I had my first in person meeting with her yesterday. I struggled to not ask her how she was doing and how she is handling things. I often forget who’s role is who’s. We talked about conversation. Which could be also having conversation. How the flow of talking can be. That it is back and forth. Not one silent partner. I was used to this because it was safe. It was my normal. But dysfunctional. So anything that feels a little uncomfortable for me right now is normal. People who talk to me and allow me to talk back is normal. I don’t have to keep talking to try and make them talk. I also don’t even have to try to talk at all.
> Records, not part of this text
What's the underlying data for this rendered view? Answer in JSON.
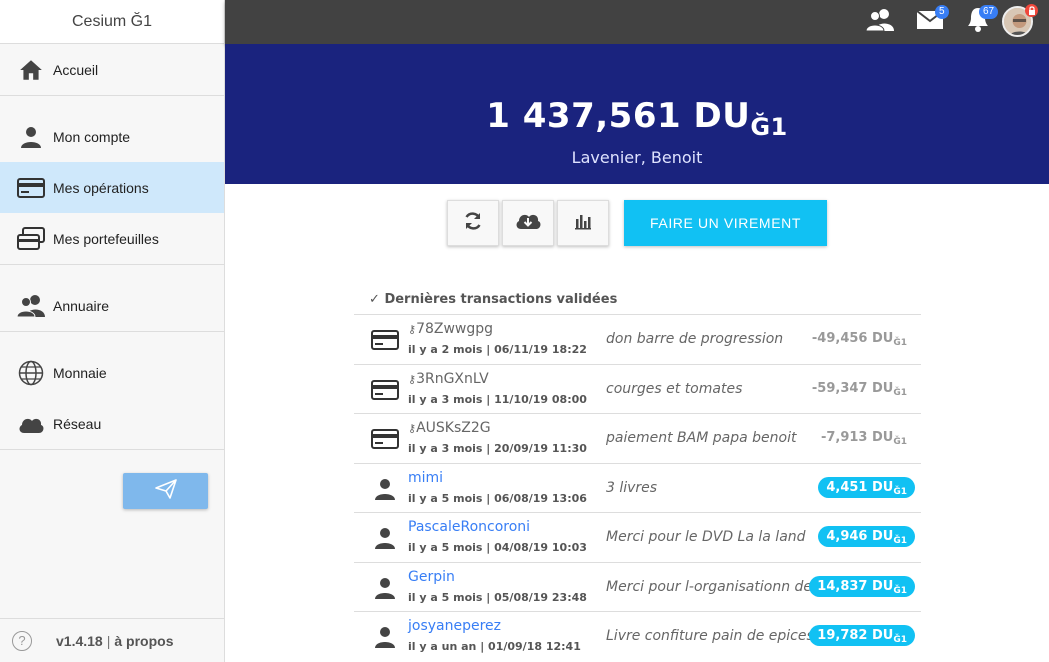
{
  "app": {
    "title": "Cesium Ğ1"
  },
  "sidebar": {
    "items": [
      {
        "label": "Accueil",
        "icon": "home-icon"
      },
      {
        "label": "Mon compte",
        "icon": "person-icon"
      },
      {
        "label": "Mes opérations",
        "icon": "card-icon"
      },
      {
        "label": "Mes portefeuilles",
        "icon": "cards-icon"
      },
      {
        "label": "Annuaire",
        "icon": "people-icon"
      },
      {
        "label": "Monnaie",
        "icon": "world-icon"
      },
      {
        "label": "Réseau",
        "icon": "cloud-icon"
      }
    ],
    "footer": {
      "version": "v1.4.18",
      "separator": "|",
      "about": "à propos"
    }
  },
  "topbar": {
    "messages_count": "5",
    "notifications_count": "67"
  },
  "account": {
    "balance": "1 437,561 DU",
    "unit": "Ğ1",
    "owner": "Lavenier, Benoit"
  },
  "actions": {
    "transfer_label": "FAIRE UN VIREMENT"
  },
  "transactions": {
    "title": "Dernières transactions validées",
    "rows": [
      {
        "type": "key",
        "name": "78Zwwgpg",
        "date": "il y a 2 mois | 06/11/19 18:22",
        "comment": "don barre de progression",
        "amount": "-49,456 DU",
        "unit": "Ğ1",
        "positive": false
      },
      {
        "type": "key",
        "name": "3RnGXnLV",
        "date": "il y a 3 mois | 11/10/19 08:00",
        "comment": "courges et tomates",
        "amount": "-59,347 DU",
        "unit": "Ğ1",
        "positive": false
      },
      {
        "type": "key",
        "name": "AUSKsZ2G",
        "date": "il y a 3 mois | 20/09/19 11:30",
        "comment": "paiement BAM papa benoit",
        "amount": "-7,913 DU",
        "unit": "Ğ1",
        "positive": false
      },
      {
        "type": "user",
        "name": "mimi",
        "date": "il y a 5 mois | 06/08/19 13:06",
        "comment": "3 livres",
        "amount": "4,451 DU",
        "unit": "Ğ1",
        "positive": true
      },
      {
        "type": "user",
        "name": "PascaleRoncoroni",
        "date": "il y a 5 mois | 04/08/19 10:03",
        "comment": "Merci pour le DVD La la land",
        "amount": "4,946 DU",
        "unit": "Ğ1",
        "positive": true
      },
      {
        "type": "user",
        "name": "Gerpin",
        "date": "il y a 5 mois | 05/08/19 23:48",
        "comment": "Merci pour l-organisationn de cette",
        "amount": "14,837 DU",
        "unit": "Ğ1",
        "positive": true
      },
      {
        "type": "user",
        "name": "josyaneperez",
        "date": "il y a un an | 01/09/18 12:41",
        "comment": "Livre confiture pain de epices",
        "amount": "19,782 DU",
        "unit": "Ğ1",
        "positive": true
      }
    ]
  },
  "colors": {
    "banner": "#1a237e",
    "accent": "#11c1f3",
    "topbar": "#424242",
    "active_menu": "#cfe8fb"
  }
}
I’ve been worried about who will teach my son to be a man. How can I if I am not one? My dad can’t because he is dead. His dad can’t because he still doesn’t know himself. His older brother can’t for the same reason. He needs a model. Someone to look up to and model for him on how to be a man. If I could go back I would read books to him when his mind was spongy and help him absorb man stuff and not books on counting fish, and moons talking. Is it too late? Can I now. Sneak in at night and read to him about man things. Like fixing stuff and fishing, and manners and treatment of women. Or can hé learn these things still from me even though I am a girl. Can he learn by seeing who I allow as a man to be in my life? He just needs like a big brother. I need like an early college student to take him fishing. I can’t fish. It’s too hard. I’ve worked through this problem already too.
I know I’m modeling good for my girls. I hear my youngest say on my own all the time. She is 6. She figured this out in just a few years where it took me 42. Except I once knew and forgot for awhile. I’ve heard my dads stories of me as a child. He says that my youngest was like raising me again. She is stubborn, independent, strong willed and curious. She is going to be a fantastic woman.
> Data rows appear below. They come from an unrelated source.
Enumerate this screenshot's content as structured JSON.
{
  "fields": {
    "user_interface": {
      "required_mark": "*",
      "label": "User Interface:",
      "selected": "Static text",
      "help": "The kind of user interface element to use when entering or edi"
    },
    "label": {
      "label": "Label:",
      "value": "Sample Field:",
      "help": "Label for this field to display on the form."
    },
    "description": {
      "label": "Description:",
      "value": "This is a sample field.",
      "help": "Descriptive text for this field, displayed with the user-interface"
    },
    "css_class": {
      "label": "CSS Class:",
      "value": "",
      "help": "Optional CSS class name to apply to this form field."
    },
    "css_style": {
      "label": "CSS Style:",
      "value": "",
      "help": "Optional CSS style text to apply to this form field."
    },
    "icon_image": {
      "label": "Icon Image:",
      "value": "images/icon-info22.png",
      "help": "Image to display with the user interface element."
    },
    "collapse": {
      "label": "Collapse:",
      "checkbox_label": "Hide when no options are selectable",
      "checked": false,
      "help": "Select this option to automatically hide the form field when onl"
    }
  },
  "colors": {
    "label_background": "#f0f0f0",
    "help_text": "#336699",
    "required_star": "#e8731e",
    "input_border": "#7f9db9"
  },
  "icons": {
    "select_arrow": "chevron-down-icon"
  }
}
Back to this blood thing. I am nervous about it. I’m hoping to forget about it and nearly miss the appointment so I’m not thinking of it all morning. I don’t know how long it will take. I don’t know if I will be able to watch. I don’t know if it will hurt. I don’t know if I will even be able to. But I need to give something. I accidentally signed up for a living donor program for my kidneys awhile back when I thought I was signing up for living organ donor for the liver. I can’t donate my liver. It carries the gene my dad had that was why he needed a new one. But in the end it was kidney donation I had signed up for. It’s also like a state away. I haven’t addressed this yet. I feel bad removing myself from it. It may not even really be a list. It may just be that I made the contact. Once the coronavirus is better they will likely email me and ask for further info. Then I will explain my dad died and I feel a desperate need to give an organ but unsure now if I made this decision at the right time and under the right circumstances. That grief makes you do silly things when you do what you want to grieve when you don’t know what to do to grieve so you give. They will understand.
I am full of what ifs and all over the places this morning. It’s probably even worse since I am also over hydrated and it is all moving around floating through my body of things to worry about. I am over absorbed with things and water. My eyeballs are wetter than normal. I’m not even crying. Good thing they are taking blood from me I need rang out. My sponge is full. I can’t be anymore of a woman than I am and I can’t also be anymore of anything for anyone. Especially a man for my son. I can just be his mother.